Agreed. Being forced to fix it immediately is the only way to end up with reliable code.
2005-12-02 10:58 pm
james_parker
This could be added to a library rather than a to individual applications, but that does not eliminate the usefulness of the technique.
As for “crash early, crash often”, that is true in most development and test environments, but not necessarily in every environment.
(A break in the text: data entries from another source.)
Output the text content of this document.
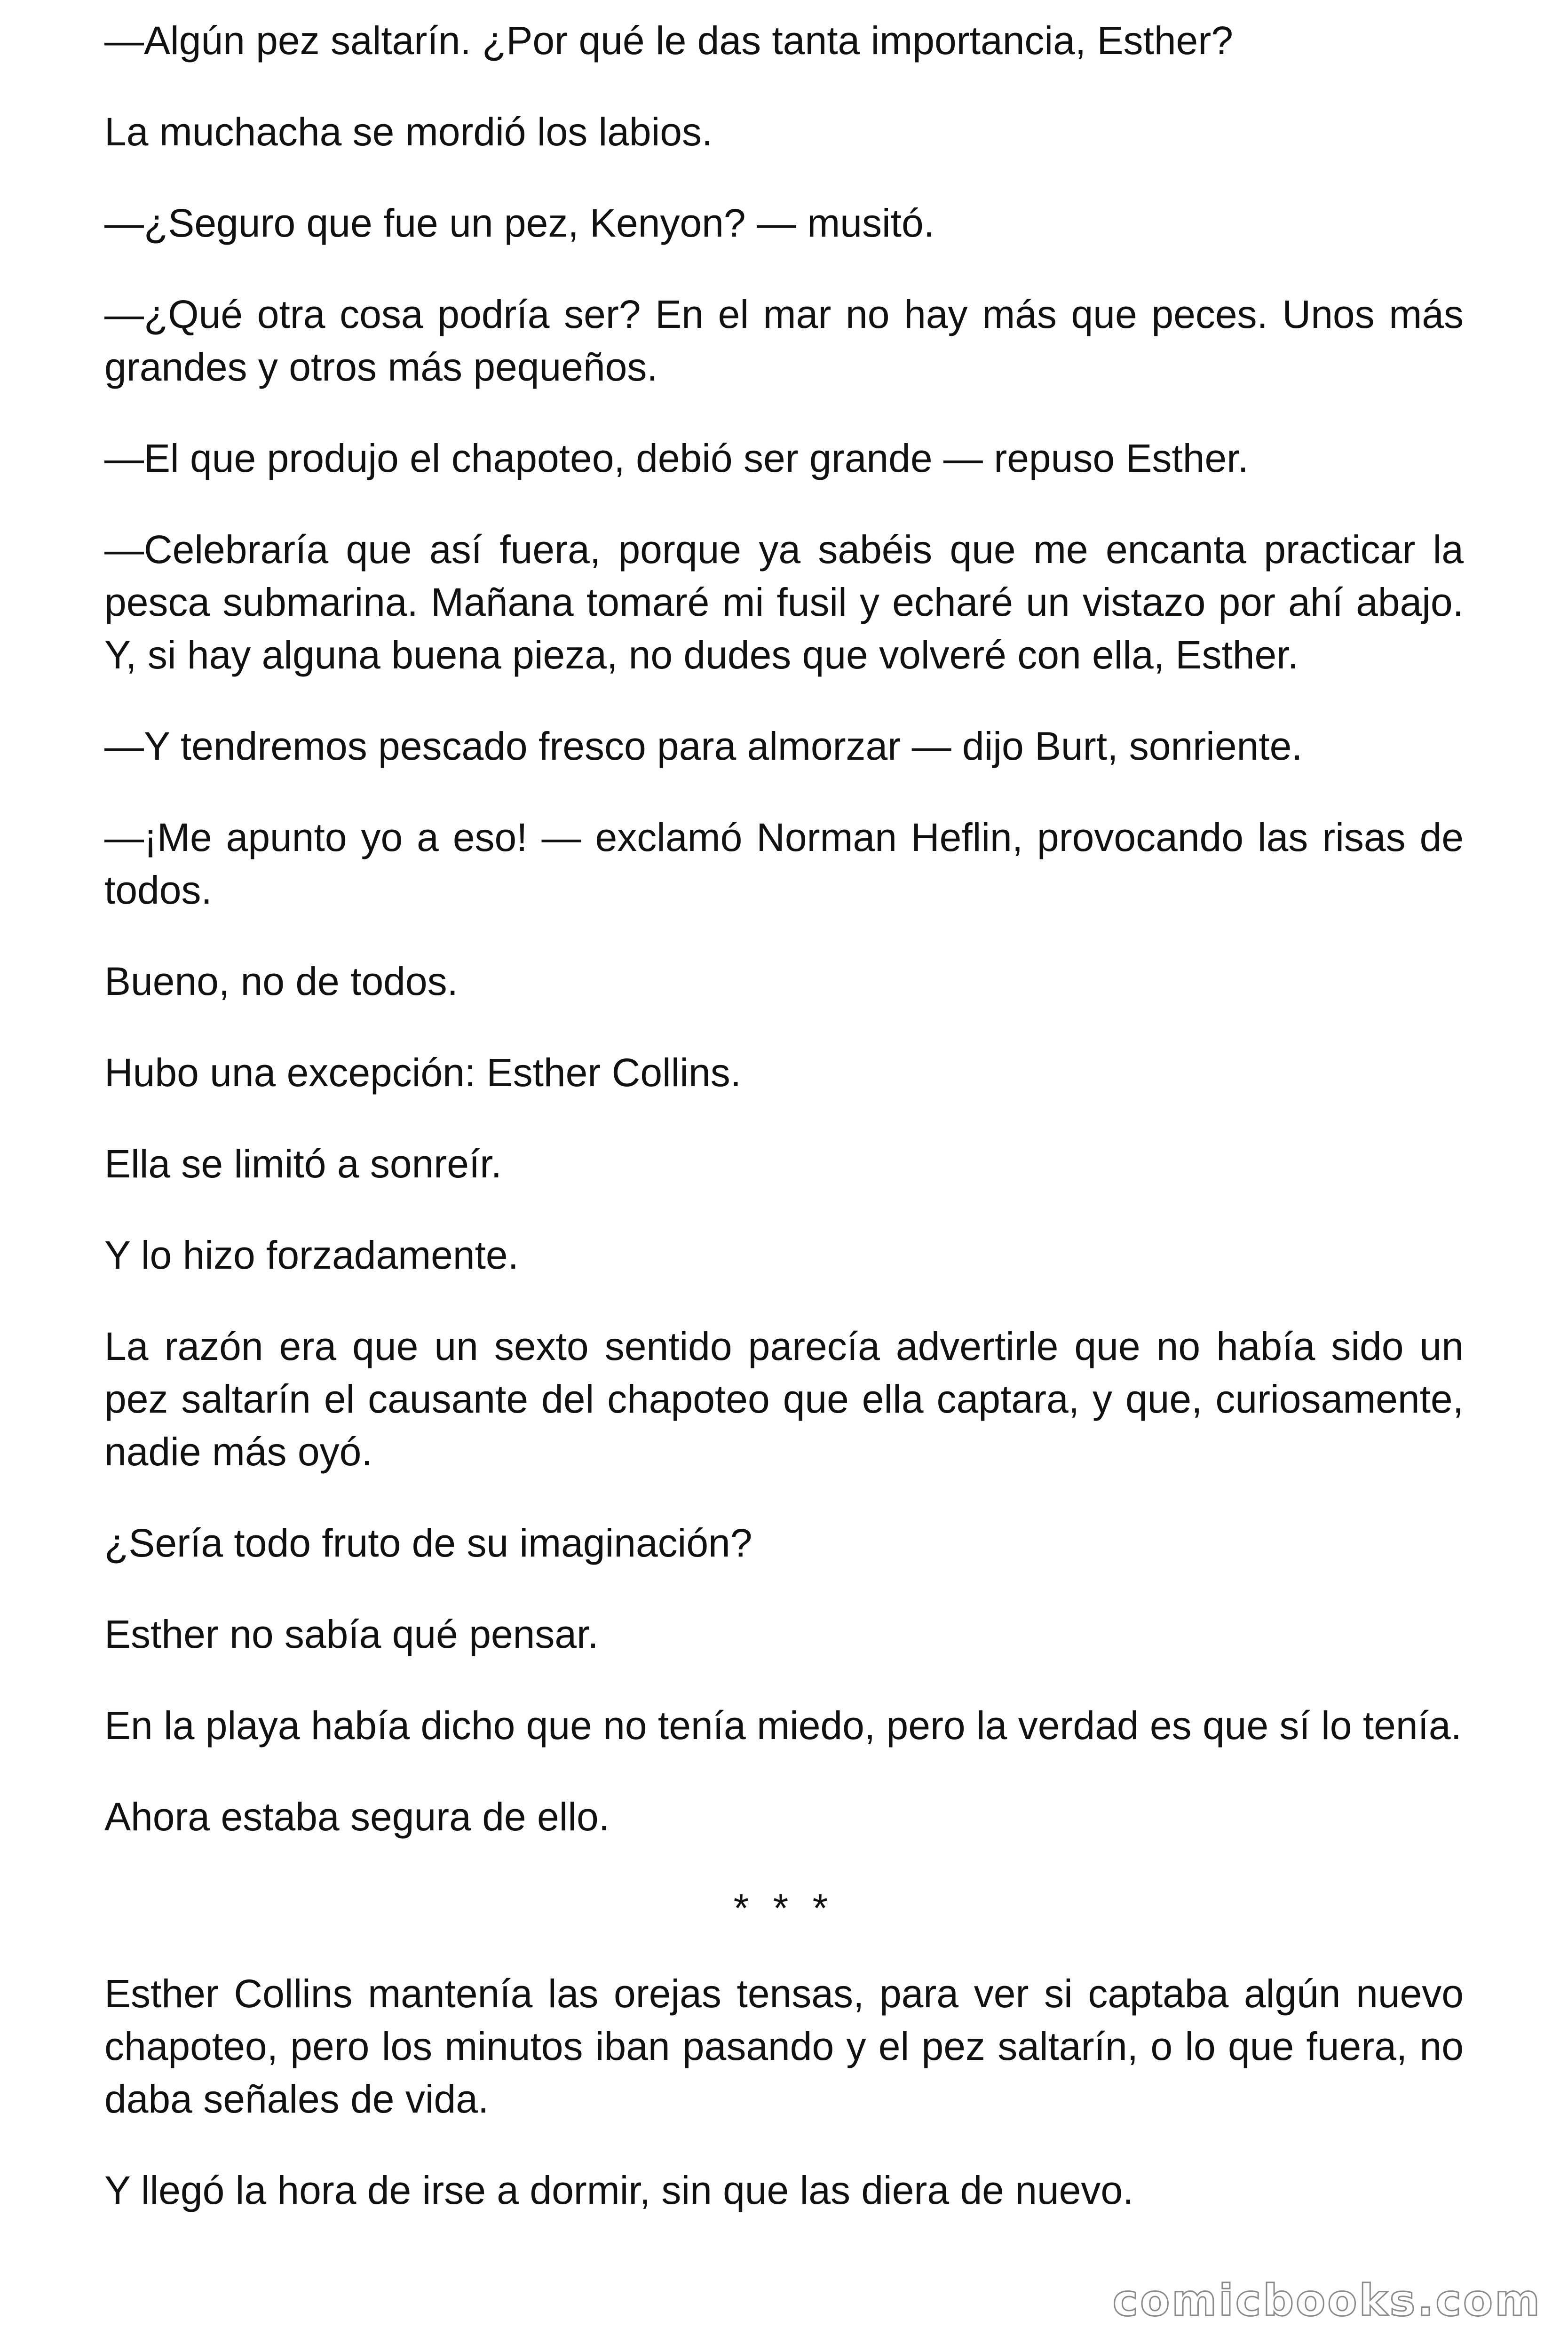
—Algún pez saltarín. ¿Por qué le das tanta importancia, Esther?

La muchacha se mordió los labios.

—¿Seguro que fue un pez, Kenyon? — musitó.

—¿Qué otra cosa podría ser? En el mar no hay más que peces. Unos más grandes y otros más pequeños.

—El que produjo el chapoteo, debió ser grande — repuso Esther.

—Celebraría que así fuera, porque ya sabéis que me encanta practicar la pesca submarina. Mañana tomaré mi fusil y echaré un vistazo por ahí abajo. Y, si hay alguna buena pieza, no dudes que volveré con ella, Esther.

—Y tendremos pescado fresco para almorzar — dijo Burt, sonriente.

—¡Me apunto yo a eso! — exclamó Norman Heflin, provocando las risas de todos.

Bueno, no de todos.

Hubo una excepción: Esther Collins.

Ella se limitó a sonreír.

Y lo hizo forzadamente.

La razón era que un sexto sentido parecía advertirle que no había sido un pez saltarín el causante del chapoteo que ella captara, y que, curiosamente, nadie más oyó.

¿Sería todo fruto de su imaginación?

Esther no sabía qué pensar.

En la playa había dicho que no tenía miedo, pero la verdad es que sí lo tenía.

Ahora estaba segura de ello.

* * *

Esther Collins mantenía las orejas tensas, para ver si captaba algún nuevo chapoteo, pero los minutos iban pasando y el pez saltarín, o lo que fuera, no daba señales de vida.

Y llegó la hora de irse a dormir, sin que las diera de nuevo.

comicbooks.com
Post-deployment, frequent crashing is often not a reasonable alternative, and in some development and test environments, it is preferable to leave things running.
Not every technique works well in every situation, and it is useful for developers to have as wide a toolkit of techniques as possible to deal with such cases.

2005-12-02 2:06 am
Anonymous
many errors in this writeup. but you can also see these errors if you google for ‘printf signal handler’. many people giving the same bad, bad, bad advice.
you cannot call printf in a signal handler.
signal handlers are like interrupt handlers; they could happen at any time while the main code block is doing who knows what; even internally inside printf, malloc, stdio, who knows what.
there is a definate set of rules as to what you can do in a signal handler.
1) POSIX and SU define a list of safe functions. some other systems have additional functions which are safe; depending on how portable you want to be.
2) any global variable accessed from inside the signal handler should be of type ‘volatile sig_atomic_t’ to ensure that reads or writes to/from it happens safely and atomically without compiler-level caching. this matters even more on RISC processors.
for further explanations, please see the following manual page which makes an attempt to detail some of the issues:
http://www.openbsd.org/cgi-bin/man.cgi?query=signal&apropos=0&sekti…
(One interesting thing is that OpenBSD has a signal handler safe snprintf, which would allow you to actually replace many printf type problems with a snprintf + write combination).
it should scare us all when vendors publish articles which show they know so little about programming in the unix environment. but a google search will show how many other people get this wrong.
and please go read some actual code to see how bad the real situation is…

2005-12-02 10:52 pm
james_parker
This is generally true, although a version of printf could be written that may be called safely. (I’ve done that before to get past such issues in code I’ve inherited before cleaning it up later).
I took its use to be “generally illustrative” rather than detailed recommended practice (I suspect the author wasn’t considering the printf call to be part of the technique but used it as shorthand for saying “print information here”).
The author should have recognized this, though; and included a warning about this practice, or simply left the print example as a comment.